Это будет переворот в науке, если я напишу на жаргоне черного парня, что несомненно будет вызывать смех у его толстого профа на каждой строчке. Я думаю, что смог бы, но хочет ли этого Лумумба? Подумает ли он, что я дразню его, если я приму его стиль? Я должен это знать. Поэтому я скользнул под его волосатый скальп в серое желе. Привет, большой черный парень. Входя, я уловил версию его образа: крутая черная гордость, недоверие к бледнолицему незнакомцу, нескрываемое восхищение собственной стройной длинноногой фигурой. Но это общие места, стандартная обстановка его разума. Я еще не достиг уровня сиюминутных мыслей. Я не проник в сущность Йайа Лумумбы, уникального индивида, чей стиль я должен понять. Я влез поглубже. По мере погружения, я испытывал чувство повышающейся психической температуры, поток тепла, сравнимый, может, с тем, что может чувствовать шахтер на глубине пяти миль, пробивая туннель в земной коре к магматическому огню. Я понял, что этот парень, Лумумба, постоянно кипит внутри. Жар его души предупреждает меня, что нужно быть осторожным, но я еще не получил всей искомой информации и я продвигаюсь вперед, пока расплавленное неистовство потока его сознания внезапно не обжигает меня с ужасной силой. «Чертов еврей умник дерьмоголовый Господи как я ненавижу маленький лысый мать его дерет три пятьдесят за страницу Я должен еврею дать ему я бы посчитал его зубы эксплуататор агрессор да еврей и не стоит столько держу пари это особая цена для негров уверен я должен дать ему этому доброму жиду посчитать его зубы поднять да швырнуть можем самому написать эту чертову курсовую показать ему но не могу черт не могу вся чертова проблема что не могу Эвропид Софокл Ескил кто знает дерьмо о них у меня другое в голове игра Ратгерал один на один в центре поля отнять мяч ты тупица вот что и вверх Лумумба! и подождите парни он выйдет на линию, проходит по центру, легко забрасывает мяч раз два! Лумумба на пути к своим вечерним забавам Эвропид Софокл Ескил какого хрена я должен что-то о них знать что-то писать какая польза черному парню от этих старых дохлых греческих козлов какое они имеют отношение отношения не для меня путь это жидовское дерьмо четыре сотни лет рабства покорежили наши мозги кто знает мать его как и теперь я должен платить ему двадцать баксов чтобы он сделал для меня в чем я не силен кто говорит что я должен какая мне польза зачем зачем зачем».

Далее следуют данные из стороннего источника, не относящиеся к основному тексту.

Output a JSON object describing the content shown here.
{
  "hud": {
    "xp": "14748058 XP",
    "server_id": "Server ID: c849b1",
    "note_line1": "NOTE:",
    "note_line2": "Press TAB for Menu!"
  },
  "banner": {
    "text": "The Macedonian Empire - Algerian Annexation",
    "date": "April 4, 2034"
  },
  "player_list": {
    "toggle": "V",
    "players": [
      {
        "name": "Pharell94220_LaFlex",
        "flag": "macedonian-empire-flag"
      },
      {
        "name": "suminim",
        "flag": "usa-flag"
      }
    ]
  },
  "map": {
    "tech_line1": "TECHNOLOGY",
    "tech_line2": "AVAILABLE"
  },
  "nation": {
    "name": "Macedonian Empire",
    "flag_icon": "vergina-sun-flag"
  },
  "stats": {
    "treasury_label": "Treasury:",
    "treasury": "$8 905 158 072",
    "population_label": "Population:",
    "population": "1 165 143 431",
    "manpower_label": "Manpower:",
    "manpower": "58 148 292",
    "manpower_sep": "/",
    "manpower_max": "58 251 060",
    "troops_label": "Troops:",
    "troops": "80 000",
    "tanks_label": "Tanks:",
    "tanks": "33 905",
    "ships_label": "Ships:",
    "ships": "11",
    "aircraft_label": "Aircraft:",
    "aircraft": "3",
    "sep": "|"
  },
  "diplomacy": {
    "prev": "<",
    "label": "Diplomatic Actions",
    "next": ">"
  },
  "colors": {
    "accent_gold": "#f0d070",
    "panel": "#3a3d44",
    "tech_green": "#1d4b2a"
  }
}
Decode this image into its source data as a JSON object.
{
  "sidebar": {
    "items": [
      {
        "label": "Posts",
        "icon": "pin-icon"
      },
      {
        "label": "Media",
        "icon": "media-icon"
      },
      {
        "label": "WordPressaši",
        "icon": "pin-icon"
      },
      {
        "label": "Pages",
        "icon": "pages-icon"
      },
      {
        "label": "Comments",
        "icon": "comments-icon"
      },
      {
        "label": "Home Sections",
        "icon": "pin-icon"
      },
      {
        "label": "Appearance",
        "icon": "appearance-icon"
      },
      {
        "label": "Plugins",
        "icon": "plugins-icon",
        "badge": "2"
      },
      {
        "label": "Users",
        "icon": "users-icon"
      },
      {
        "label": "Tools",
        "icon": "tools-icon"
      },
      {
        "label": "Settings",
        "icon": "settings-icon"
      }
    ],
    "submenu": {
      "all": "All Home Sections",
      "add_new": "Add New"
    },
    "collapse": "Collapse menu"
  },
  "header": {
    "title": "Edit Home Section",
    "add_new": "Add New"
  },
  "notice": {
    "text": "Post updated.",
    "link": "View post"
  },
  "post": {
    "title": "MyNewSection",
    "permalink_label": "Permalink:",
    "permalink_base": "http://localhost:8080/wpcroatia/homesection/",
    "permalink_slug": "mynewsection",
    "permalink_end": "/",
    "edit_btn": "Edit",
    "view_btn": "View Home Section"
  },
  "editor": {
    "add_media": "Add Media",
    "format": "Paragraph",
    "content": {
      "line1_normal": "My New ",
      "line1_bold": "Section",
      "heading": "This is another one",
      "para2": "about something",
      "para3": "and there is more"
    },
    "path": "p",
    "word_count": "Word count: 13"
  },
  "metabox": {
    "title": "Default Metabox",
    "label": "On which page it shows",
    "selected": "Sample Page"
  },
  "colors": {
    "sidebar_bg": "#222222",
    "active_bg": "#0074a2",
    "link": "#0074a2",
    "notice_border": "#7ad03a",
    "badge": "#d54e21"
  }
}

Жуткий огонь. Испепеляющая жара. У меня прежде бывали контакты с более интенсивными потоками, намного более интенсивными, чем этот, но и я был тогда моложе, сильнее и более жизнестоек. Не могу переносить это извержение вулкана. Сила его презрения ко мне возрастает пропорционально силе его презрения к себе, так как он нуждается в моих услугах. Он — оплот ненависти. И моя несчастная угасающая сила не может этого вынести. Словно срабатывает некий автоматический прибор безопасности, защищающий меня от перегрузки: мозговые рецепторы закрываются. Это для меня ново и весьма странно. Как будто отваливаются конечности, уши, яйца, все выступающее, оставляя лишь гладкий торс. Сила сигналов падает, сознание Йайа Лумумбы удаляется, он уже недоступен мне, и я невольно возобновляю процесс вторжения. Все неопределенно. Все приглушенно. Бум. Все вернулось на круги своя. В ушах звенит от внезапной тишины, тишины такой громкой, словно раскат грома. Новая степень моего заката. Прежде я никогда не терял контакта. Я смотрю вверх, потрясенный и оглушенный этой новостью. Тонкие губы Йайа Лумумбы плотно сжаты; он смотрит на меня сверху вниз с недоумением, даже не догадываясь, что произошло.
Я еле слышно говорю:
— Я бы хотел десять долларов аванса. Остальное заплатите при получении работы.